Sales slump in 2019 was mostly in the South of England, analysis shows
The residential property sales slump largely affected the South of the UK, with 62% of areas that saw falling transactions in 2019 in that part of the country, according to new research.
Indeed, most parts of the UK actually saw transaction volumes grow last year, the analysis by property developer Southern Grove found. It says there was a ‘piggy bank’ mentality and rising stamp duty exacerbated the issue.
Sales volumes began to collapse on an annual basis in May after the country experienced a Brexit wobble. But it was in the South where stretched valuations made the region acutely vulnerable to the risks associated with the political deadlock.
This meant that a widespread decline in sales with much of Southern England and Southern Wales skewing the overall picture.
The slump first appeared in June’s HMRC figures which showed sales volumes had dropped 11.3% in the 12 months to May 2019 as home owners and buyers shelved their plans pending Britain’s exit from the European Union on March 29.
The analysis shows that of 406 local authority areas in the UK, some 168 or 41.4% saw transactions fall between May 2018 and May 2019 and 104 of these places, 62%, were in the South.
The collapse in the year on year sales figures later worsened, reaching a 16.5% fall in June and 12.4% drop in July before largely recovering in August. Southern Grove believes unrealistic vendors and costly stamp duty exacerbated the slowdown.
Worst affected areas included North Dorset with a fall of 35.4%, Harrogate down 33.9%, East Cambridgeshire down 29.6%, Broxbourne down 27.8%, East Hertfordshire down 27.4%, Slough down 27.3%, Camden down 27.2% and Hammersmith and Fulham down 25.9%.
In the year to May 2019, Wales saw sales volumes climb 5.3% on average with nine of 22 local authority areas, 41%, seeing declines. In England, transactions increased by 2.9% on average but fell annually in 157 of 352 areas, 44.6%. In Scotland, just two of 32 local authorities, 6.3%, saw a fall in sales and the entire country actually recorded a 20.5% rise in transactions.
‘This is an eye-opening dissection of a collapse in sales that was clearly weighted towards the South. It’s a region that has seen huge price growth over the past five years so it’s no accident,’ said Andrew Southern, Chairman of Southern Grove.
‘Home owners in more expensive areas clearly felt it was better to ride out the storm, as any subsequent purchase would carry a hefty stamp duty bill at a time when they couldn’t be confident property values would be bulletproof in the medium term,’ he pointed out.

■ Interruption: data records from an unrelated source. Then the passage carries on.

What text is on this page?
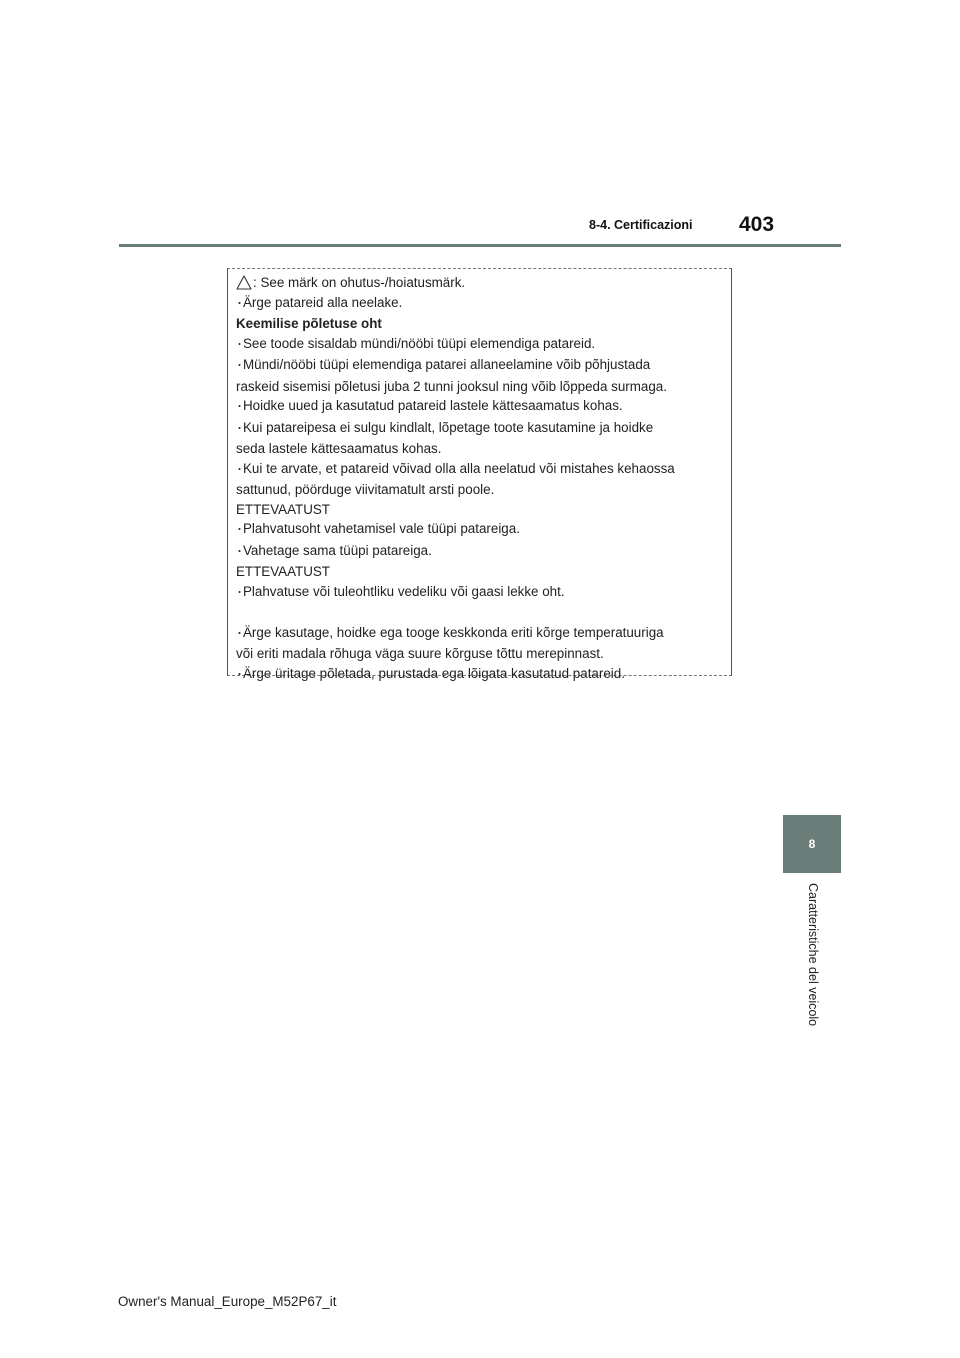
8-4. Certificazioni 403
8
Caratteristiche del veicolo
: See märk on ohutus-/hoiatusmärk.
・ Ärge patareid alla neelake.
Keemilise põletuse oht
・ See toode sisaldab mündi/nööbi tüüpi elemendiga patareid.
・ Mündi/nööbi tüüpi elemendiga patarei allaneelamine võib põhjustada
raskeid sisemisi põletusi juba 2 tunni jooksul ning võib lõppeda surmaga.
・ Hoidke uued ja kasutatud patareid lastele kättesaamatus kohas.
・ Kui patareipesa ei sulgu kindlalt, lõpetage toote kasutamine ja hoidke
seda lastele kättesaamatus kohas.
・ Kui te arvate, et patareid võivad olla alla neelatud või mistahes kehaossa
sattunud, pöörduge viivitamatult arsti poole.
ETTEVAATUST
・ Plahvatusoht vahetamisel vale tüüpi patareiga.
・ Vahetage sama tüüpi patareiga.
ETTEVAATUST
・ Plahvatuse või tuleohtliku vedeliku või gaasi lekke oht.
・ Ärge kasutage, hoidke ega tooge keskkonda eriti kõrge temperatuuriga
või eriti madala rõhuga väga suure kõrguse tõttu merepinnast.
・ Ärge üritage põletada, purustada ega lõigata kasutatud patareid.
Owner's Manual_Europe_M52P67_it
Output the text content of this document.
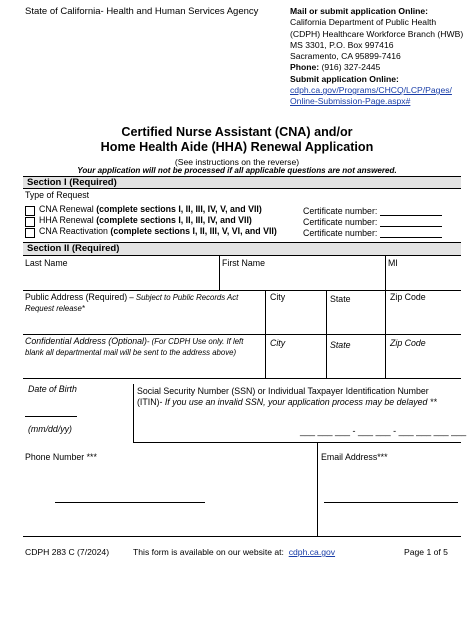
State of California- Health and Human Services Agency	Mail or submit application Online:
California Department of Public Health
(CDPH) Healthcare Workforce Branch (HWB)
MS 3301, P.O. Box 997416
Sacramento, CA 95899-7416
Phone: (916) 327-2445
Submit application Online:
cdph.ca.gov/Programs/CHCQ/LCP/Pages/
Online-Submission-Page.aspx#
Certified Nurse Assistant (CNA) and/or
Home Health Aide (HHA) Renewal Application
(See instructions on the reverse)
Your application will not be processed if all applicable questions are not answered.
Section I (Required)
Type of Request
CNA Renewal (complete sections I, II, III, IV, V, and VII)
HHA Renewal (complete sections I, II, III, IV, and VII)
CNA Reactivation (complete sections I, II, III, V, VI, and VII)
Certificate number:
Certificate number:
Certificate number:
Section II (Required)
Last Name	First Name	MI
Public Address (Required) – Subject to Public Records Act
Request release*
City	State	Zip Code
Confidential Address (Optional)- (For CDPH Use only. If left
blank all departmental mail will be sent to the address above)
City	State	Zip Code
Date of Birth
(mm/dd/yy)
Social Security Number (SSN) or Individual Taxpayer Identification Number
(ITIN)- If you use an invalid SSN, your application process may be delayed **
___ ___ ___ - ___ ___ - ___ ___ ___ ___
Phone Number ***	Email Address***
CDPH 283 C (7/2024)	This form is available on our website at: cdph.ca.gov	Page 1 of 5
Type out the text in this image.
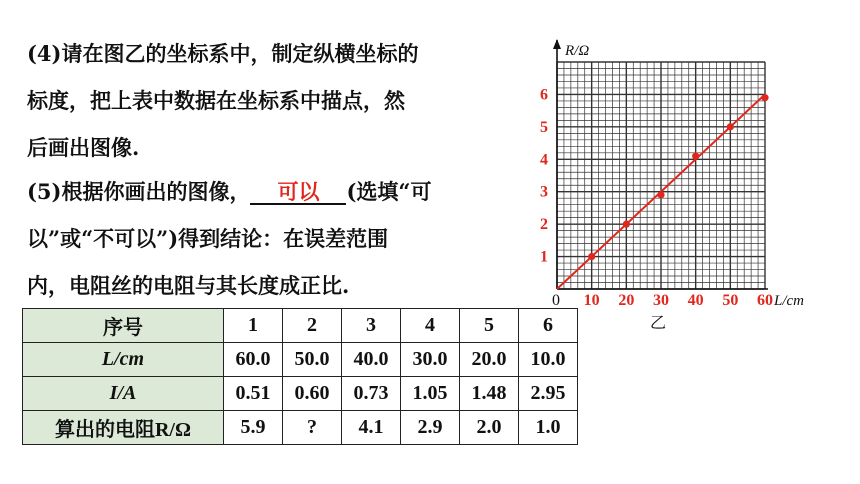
(4)请在图乙的坐标系中，制定纵横坐标的
标度，把上表中数据在坐标系中描点，然
后画出图像.
(5)根据你画出的图像， 可以 (选填“可
以”或“不可以”)得到结论：在误差范围
内，电阻丝的电阻与其长度成正比.
10 20 30 40 50 60
1
2
3
4
5
6
R/Ω
L/cm
0
乙
序号	1	2	3	4	5	6
L/cm	60.0	50.0	40.0	30.0	20.0	10.0
I/A	0.51	0.60	0.73	1.05	1.48	2.95
算出的电阻R/Ω	5.9	?	4.1	2.9	2.0	1.0
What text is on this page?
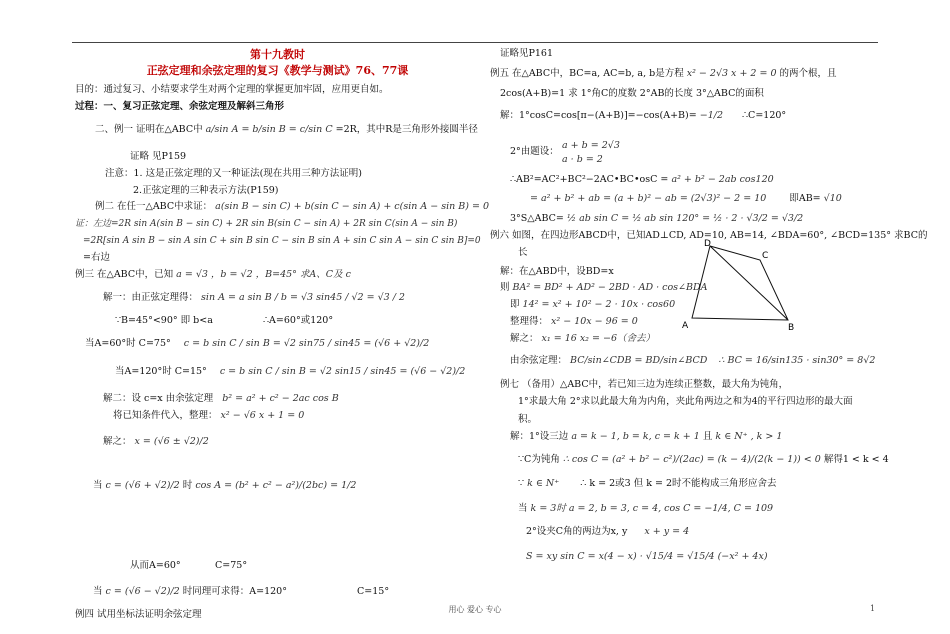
第十九教时
正弦定理和余弦定理的复习《教学与测试》76、77课
目的：通过复习、小结要求学生对两个定理的掌握更加牢固，应用更自如。
过程：一、复习正弦定理、余弦定理及解斜三角形
二、例一 证明在△ABC中 a/sin A = b/sin B = c/sin C =2R，其中R是三角形外接圆半径
证略 见P159
注意：1. 这是正弦定理的又一种证法(现在共用三种方法证明)
2.正弦定理的三种表示方法(P159)
例二 在任一△ABC中求证： a(sin B − sin C) + b(sin C − sin A) + c(sin A − sin B) = 0
证：左边=2R sin A(sin B − sin C) + 2R sin B(sin C − sin A) + 2R sin C(sin A − sin B)
=2R[sin A sin B − sin A sin C + sin B sin C − sin B sin A + sin C sin A − sin C sin B]=0
=右边
例三 在△ABC中，已知 a = √3 ，b = √2 ，B=45° 求A、C及 c
解一：由正弦定理得： sin A = a sin B / b = √3 sin45 / √2 = √3 / 2
∵B=45°<90° 即 b<a	∴A=60°或120°
当A=60°时 C=75° c = b sin C / sin B = √2 sin75 / sin45 = (√6 + √2)/2
当A=120°时 C=15° c = b sin C / sin B = √2 sin15 / sin45 = (√6 − √2)/2
解二：设 c=x 由余弦定理 b² = a² + c² − 2ac cos B
将已知条件代入，整理： x² − √6 x + 1 = 0
解之： x = (√6 ± √2)/2
当 c = (√6 + √2)/2 时 cos A = (b² + c² − a²)/(2bc) = 1/2
从而A=60°	C=75°
当 c = (√6 − √2)/2 时同理可求得：A=120°	C=15°
例四 试用坐标法证明余弦定理
证略见P161
例五 在△ABC中，BC=a, AC=b, a, b是方程 x² − 2√3 x + 2 = 0 的两个根，且
2cos(A+B)=1 求 1°角C的度数 2°AB的长度 3°△ABC的面积
解：1°cosC=cos[π−(A+B)]=−cos(A+B)= −1/2 ∴C=120°
2°由题设：
a + b = 2√3
a · b = 2
∴AB²=AC²+BC²−2AC•BC•osC = a² + b² − 2ab cos120
= a² + b² + ab = (a + b)² − ab = (2√3)² − 2 = 10 即AB= √10
3°S△ABC= ½ ab sin C = ½ ab sin 120° = ½ · 2 · √3/2 = √3/2
例六 如图，在四边形ABCD中，已知AD⊥CD, AD=10, AB=14, ∠BDA=60°, ∠BCD=135° 求BC的
长
解：在△ABD中，设BD=x
则 BA² = BD² + AD² − 2BD · AD · cos∠BDA
即 14² = x² + 10² − 2 · 10x · cos60
整理得： x² − 10x − 96 = 0
解之： x₁ = 16 x₂ = −6（舍去）
由余弦定理： BC/sin∠CDB = BD/sin∠BCD ∴ BC = 16/sin135 · sin30° = 8√2
例七 （备用）△ABC中，若已知三边为连续正整数，最大角为钝角，
1°求最大角 2°求以此最大角为内角，夹此角两边之和为4的平行四边形的最大面
积。
解：1°设三边 a = k − 1, b = k, c = k + 1 且 k ∈ N⁺ , k > 1
∵C为钝角 ∴ cos C = (a² + b² − c²)/(2ac) = (k − 4)/(2(k − 1)) < 0 解得1 < k < 4
∵ k ∈ N⁺ ∴ k = 2或3 但 k = 2时不能构成三角形应舍去
当 k = 3时 a = 2, b = 3, c = 4, cos C = −1/4, C = 109
2°设夹C角的两边为x, y x + y = 4
S = xy sin C = x(4 − x) · √15/4 = √15/4 (−x² + 4x)
D
C
A	B
用心 爱心 专心	1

‘In that situation, it is only human to wait and see what happens. High valuations give homeowners a taste for the piggy bank they think their home has become and they are often wary of doing anything that could jeopardise that peak valuation. It’s in this type of market that the hammer blow of stamp duty is most unhelpful. It’s a tax so punitive as to be totally counter-productive,’ he added.